In deze zaak heeft eiseres, wonende te [Z], beroep ingesteld tegen de uitspraak van de inspecteur van de Belastingdienst/Randmeren, kantoor Lelystad, die haar bezwaar tegen een aanslag inkomstenbelasting en premie volksverzekeringen (IB/PVV) voor het jaar 2001 niet-ontvankelijk heeft verklaard. De rechtbank Arnhem heeft op 5 juli 2007 uitspraak gedaan in deze zaak, waarbij het beroep van eiseres gegrond werd verklaard. De rechtbank oordeelde dat de niet-ontvankelijk verklaring van het bezwaar door verweerder onterecht was, omdat eiseres niet tijdig op de hoogte was gesteld van de uitspraak op bezwaar.

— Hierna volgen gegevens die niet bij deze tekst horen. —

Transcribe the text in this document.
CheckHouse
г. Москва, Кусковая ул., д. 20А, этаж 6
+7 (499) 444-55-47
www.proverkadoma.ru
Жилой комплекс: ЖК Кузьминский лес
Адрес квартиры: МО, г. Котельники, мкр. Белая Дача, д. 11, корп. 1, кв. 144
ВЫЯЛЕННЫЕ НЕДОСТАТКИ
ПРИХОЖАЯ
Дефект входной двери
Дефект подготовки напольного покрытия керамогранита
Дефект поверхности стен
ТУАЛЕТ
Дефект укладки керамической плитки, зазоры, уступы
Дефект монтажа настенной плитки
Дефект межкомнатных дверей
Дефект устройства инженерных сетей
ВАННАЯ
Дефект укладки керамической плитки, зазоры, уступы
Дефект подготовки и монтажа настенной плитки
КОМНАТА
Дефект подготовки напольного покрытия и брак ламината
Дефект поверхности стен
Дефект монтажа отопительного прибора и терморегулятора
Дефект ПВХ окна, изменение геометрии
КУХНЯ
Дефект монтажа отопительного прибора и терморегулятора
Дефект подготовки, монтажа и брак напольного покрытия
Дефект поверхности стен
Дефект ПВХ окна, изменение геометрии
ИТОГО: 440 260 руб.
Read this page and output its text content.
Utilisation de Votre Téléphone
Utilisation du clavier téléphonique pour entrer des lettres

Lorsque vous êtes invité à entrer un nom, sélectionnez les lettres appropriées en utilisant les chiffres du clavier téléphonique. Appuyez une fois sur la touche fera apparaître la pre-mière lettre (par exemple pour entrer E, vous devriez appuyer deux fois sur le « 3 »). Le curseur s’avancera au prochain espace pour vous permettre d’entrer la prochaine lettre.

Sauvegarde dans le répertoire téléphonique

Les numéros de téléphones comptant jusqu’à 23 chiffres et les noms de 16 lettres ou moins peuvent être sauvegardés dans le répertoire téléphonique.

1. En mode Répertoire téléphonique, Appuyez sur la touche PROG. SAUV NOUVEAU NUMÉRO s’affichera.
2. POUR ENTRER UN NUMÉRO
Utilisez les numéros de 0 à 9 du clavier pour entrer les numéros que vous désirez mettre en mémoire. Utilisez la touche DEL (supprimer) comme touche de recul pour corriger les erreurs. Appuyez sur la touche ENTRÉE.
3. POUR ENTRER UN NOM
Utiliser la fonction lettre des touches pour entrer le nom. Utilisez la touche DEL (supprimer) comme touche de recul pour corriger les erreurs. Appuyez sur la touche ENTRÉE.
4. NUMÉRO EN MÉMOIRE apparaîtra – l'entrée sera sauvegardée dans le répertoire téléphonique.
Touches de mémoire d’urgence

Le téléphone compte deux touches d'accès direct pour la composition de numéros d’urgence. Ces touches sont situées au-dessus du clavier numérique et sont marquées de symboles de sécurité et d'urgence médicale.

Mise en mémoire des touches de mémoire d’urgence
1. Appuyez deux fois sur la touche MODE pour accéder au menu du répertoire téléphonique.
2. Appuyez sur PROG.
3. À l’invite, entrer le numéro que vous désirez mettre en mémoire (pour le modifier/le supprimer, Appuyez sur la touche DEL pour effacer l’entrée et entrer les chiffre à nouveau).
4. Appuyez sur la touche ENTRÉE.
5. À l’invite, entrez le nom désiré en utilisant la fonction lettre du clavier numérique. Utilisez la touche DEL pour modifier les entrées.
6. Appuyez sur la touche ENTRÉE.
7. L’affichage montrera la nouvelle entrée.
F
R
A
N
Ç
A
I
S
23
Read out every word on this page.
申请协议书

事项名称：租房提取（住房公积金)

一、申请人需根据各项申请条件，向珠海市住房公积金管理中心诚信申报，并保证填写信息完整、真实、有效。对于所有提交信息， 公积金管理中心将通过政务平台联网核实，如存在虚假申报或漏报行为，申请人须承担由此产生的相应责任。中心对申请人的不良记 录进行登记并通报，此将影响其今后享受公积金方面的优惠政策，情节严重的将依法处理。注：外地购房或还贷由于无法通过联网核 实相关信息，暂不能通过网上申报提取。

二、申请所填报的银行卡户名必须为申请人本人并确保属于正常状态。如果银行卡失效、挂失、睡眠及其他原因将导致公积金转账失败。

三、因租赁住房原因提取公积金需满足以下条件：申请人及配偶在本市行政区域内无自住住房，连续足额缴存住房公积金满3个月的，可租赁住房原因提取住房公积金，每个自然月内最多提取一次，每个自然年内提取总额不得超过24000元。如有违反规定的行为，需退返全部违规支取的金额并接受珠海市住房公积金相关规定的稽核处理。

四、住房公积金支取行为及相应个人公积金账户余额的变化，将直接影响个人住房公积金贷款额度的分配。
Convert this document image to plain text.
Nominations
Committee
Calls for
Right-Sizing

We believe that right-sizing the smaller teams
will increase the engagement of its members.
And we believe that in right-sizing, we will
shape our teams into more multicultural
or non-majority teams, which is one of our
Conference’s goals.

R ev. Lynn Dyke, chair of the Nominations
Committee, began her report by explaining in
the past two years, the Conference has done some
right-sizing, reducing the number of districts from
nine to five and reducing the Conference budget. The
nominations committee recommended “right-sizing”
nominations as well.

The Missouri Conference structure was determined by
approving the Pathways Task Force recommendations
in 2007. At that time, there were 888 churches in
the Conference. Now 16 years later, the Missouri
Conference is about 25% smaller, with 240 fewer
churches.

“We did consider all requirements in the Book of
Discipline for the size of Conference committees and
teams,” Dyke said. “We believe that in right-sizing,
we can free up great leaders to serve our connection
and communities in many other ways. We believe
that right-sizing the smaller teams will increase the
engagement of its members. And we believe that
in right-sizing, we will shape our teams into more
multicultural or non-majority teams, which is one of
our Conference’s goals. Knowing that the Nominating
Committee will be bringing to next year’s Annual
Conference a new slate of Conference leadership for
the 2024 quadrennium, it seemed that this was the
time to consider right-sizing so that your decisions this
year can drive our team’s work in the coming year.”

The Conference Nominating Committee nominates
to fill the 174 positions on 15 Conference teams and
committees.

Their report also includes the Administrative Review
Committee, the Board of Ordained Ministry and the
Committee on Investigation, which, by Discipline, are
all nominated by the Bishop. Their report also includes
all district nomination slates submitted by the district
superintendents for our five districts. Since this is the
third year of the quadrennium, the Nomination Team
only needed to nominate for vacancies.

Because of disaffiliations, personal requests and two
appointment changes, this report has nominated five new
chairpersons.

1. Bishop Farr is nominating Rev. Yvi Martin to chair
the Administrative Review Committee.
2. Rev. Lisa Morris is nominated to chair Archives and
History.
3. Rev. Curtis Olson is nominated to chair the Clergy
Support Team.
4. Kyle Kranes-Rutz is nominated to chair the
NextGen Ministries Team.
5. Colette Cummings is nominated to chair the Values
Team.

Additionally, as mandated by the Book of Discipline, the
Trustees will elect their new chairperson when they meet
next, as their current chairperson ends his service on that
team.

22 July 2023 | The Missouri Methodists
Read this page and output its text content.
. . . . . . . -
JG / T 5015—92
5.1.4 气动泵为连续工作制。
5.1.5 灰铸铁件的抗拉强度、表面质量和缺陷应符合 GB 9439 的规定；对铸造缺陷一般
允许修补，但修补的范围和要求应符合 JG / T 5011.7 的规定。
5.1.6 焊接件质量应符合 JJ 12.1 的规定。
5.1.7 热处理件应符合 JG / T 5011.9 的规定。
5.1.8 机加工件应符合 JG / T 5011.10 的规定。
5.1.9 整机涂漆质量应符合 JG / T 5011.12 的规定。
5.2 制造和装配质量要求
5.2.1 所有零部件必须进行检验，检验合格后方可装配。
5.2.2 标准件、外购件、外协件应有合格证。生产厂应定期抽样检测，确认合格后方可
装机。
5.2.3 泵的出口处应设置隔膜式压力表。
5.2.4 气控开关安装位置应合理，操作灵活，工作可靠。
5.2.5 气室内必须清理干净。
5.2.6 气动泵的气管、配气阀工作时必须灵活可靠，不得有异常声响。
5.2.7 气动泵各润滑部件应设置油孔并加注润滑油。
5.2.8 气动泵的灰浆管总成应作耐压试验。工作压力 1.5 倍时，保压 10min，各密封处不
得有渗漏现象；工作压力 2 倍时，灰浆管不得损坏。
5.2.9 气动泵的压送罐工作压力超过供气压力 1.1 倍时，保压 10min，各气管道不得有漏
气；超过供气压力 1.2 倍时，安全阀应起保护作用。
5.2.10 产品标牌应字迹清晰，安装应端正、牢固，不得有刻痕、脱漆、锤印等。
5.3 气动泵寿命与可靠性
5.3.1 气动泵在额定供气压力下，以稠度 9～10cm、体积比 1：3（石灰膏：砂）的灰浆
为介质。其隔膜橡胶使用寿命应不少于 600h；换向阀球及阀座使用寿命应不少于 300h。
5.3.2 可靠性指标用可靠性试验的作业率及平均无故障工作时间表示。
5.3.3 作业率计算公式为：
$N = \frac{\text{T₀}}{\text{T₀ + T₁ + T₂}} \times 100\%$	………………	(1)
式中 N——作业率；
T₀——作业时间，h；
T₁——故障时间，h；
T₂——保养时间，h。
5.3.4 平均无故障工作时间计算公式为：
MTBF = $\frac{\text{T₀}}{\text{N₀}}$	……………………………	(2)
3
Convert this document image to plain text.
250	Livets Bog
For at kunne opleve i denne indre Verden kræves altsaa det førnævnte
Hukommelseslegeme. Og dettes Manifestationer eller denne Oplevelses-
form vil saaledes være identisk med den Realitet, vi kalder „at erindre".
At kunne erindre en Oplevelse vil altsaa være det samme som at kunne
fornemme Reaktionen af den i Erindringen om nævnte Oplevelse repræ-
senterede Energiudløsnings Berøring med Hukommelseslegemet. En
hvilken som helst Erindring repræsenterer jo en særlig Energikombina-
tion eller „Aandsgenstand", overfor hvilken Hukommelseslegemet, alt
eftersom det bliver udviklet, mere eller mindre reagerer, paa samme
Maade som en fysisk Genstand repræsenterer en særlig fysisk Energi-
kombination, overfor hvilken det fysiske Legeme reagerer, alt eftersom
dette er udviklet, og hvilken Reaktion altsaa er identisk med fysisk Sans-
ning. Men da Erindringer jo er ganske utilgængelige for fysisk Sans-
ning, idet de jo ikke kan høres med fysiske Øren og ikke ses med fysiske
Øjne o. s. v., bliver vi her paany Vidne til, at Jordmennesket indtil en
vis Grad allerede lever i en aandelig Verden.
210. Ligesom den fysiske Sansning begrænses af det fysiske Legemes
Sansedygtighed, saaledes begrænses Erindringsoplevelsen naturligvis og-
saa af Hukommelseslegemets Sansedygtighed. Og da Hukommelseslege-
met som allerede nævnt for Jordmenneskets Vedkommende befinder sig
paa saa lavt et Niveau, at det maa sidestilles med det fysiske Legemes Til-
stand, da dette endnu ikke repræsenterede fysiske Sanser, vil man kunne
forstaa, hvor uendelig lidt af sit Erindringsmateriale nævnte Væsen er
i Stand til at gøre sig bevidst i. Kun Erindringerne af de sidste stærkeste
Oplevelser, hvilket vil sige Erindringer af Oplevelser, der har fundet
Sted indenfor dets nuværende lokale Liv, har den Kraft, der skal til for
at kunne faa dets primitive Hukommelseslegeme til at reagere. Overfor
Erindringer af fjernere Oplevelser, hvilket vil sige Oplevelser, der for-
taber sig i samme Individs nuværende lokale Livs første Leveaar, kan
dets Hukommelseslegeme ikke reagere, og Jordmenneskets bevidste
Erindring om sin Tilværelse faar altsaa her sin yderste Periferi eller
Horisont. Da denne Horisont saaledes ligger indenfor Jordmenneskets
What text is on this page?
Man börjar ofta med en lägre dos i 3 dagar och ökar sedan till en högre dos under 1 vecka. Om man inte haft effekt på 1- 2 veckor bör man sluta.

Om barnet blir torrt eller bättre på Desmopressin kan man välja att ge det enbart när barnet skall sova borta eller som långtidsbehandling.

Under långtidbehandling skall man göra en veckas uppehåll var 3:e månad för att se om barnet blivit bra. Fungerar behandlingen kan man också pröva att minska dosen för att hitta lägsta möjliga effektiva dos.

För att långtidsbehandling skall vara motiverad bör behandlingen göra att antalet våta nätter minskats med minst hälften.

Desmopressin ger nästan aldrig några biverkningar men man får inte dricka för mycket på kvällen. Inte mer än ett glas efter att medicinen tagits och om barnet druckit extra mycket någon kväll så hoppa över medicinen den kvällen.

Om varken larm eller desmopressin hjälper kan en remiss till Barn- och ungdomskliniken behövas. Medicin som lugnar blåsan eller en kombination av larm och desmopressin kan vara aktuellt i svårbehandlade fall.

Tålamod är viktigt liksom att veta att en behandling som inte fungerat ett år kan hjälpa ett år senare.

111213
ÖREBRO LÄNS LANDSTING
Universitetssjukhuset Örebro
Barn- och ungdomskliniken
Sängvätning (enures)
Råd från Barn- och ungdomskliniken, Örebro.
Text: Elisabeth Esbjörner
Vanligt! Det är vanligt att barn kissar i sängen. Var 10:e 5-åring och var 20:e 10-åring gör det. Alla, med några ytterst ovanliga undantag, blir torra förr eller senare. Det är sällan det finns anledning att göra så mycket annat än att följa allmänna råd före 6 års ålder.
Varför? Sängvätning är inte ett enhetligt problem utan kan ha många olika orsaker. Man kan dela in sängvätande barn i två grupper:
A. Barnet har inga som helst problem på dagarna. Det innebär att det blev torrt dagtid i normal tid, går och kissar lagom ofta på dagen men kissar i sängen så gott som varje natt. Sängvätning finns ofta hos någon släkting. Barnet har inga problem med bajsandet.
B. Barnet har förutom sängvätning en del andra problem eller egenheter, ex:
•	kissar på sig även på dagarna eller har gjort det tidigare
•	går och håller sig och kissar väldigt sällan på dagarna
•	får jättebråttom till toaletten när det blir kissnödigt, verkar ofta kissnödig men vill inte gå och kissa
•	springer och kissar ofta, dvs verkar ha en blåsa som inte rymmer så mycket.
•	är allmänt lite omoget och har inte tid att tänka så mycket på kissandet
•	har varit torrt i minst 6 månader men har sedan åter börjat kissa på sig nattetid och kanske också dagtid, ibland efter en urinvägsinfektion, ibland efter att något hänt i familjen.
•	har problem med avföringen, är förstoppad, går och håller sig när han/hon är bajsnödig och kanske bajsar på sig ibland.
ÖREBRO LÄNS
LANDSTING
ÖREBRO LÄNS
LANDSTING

De rechtbank heeft zelf in de zaak voorzien en de uitspraak op bezwaar vernietigd, terwijl de aanslag IB/PVV 2001 werd gehandhaafd. Tevens werd verweerder gelast het door eiseres betaalde griffierecht van € 37 te vergoeden.

De rechtbank heeft vastgesteld dat eiseres op 5 augustus 2003 bezwaar heeft ingediend tegen de aanslag, maar dat verweerder dit bezwaar bij uitspraak op 30 mei 2005 niet-ontvankelijk verklaarde. Eiseres heeft vervolgens op 16 maart 2006 beroep ingesteld. Tijdens de zittingen op 1 februari en 1 mei 2007 is eiseres niet verschenen, maar de rechtbank heeft het onderzoek heropend omdat eiseres niet tijdig kennis had kunnen nemen van de uitnodiging voor de zitting. De rechtbank heeft de feiten en omstandigheden rondom de aanslag en het bezwaar tegen de aanslag zorgvuldig beoordeeld, inclusief de claim van eiseres voor renteaftrek.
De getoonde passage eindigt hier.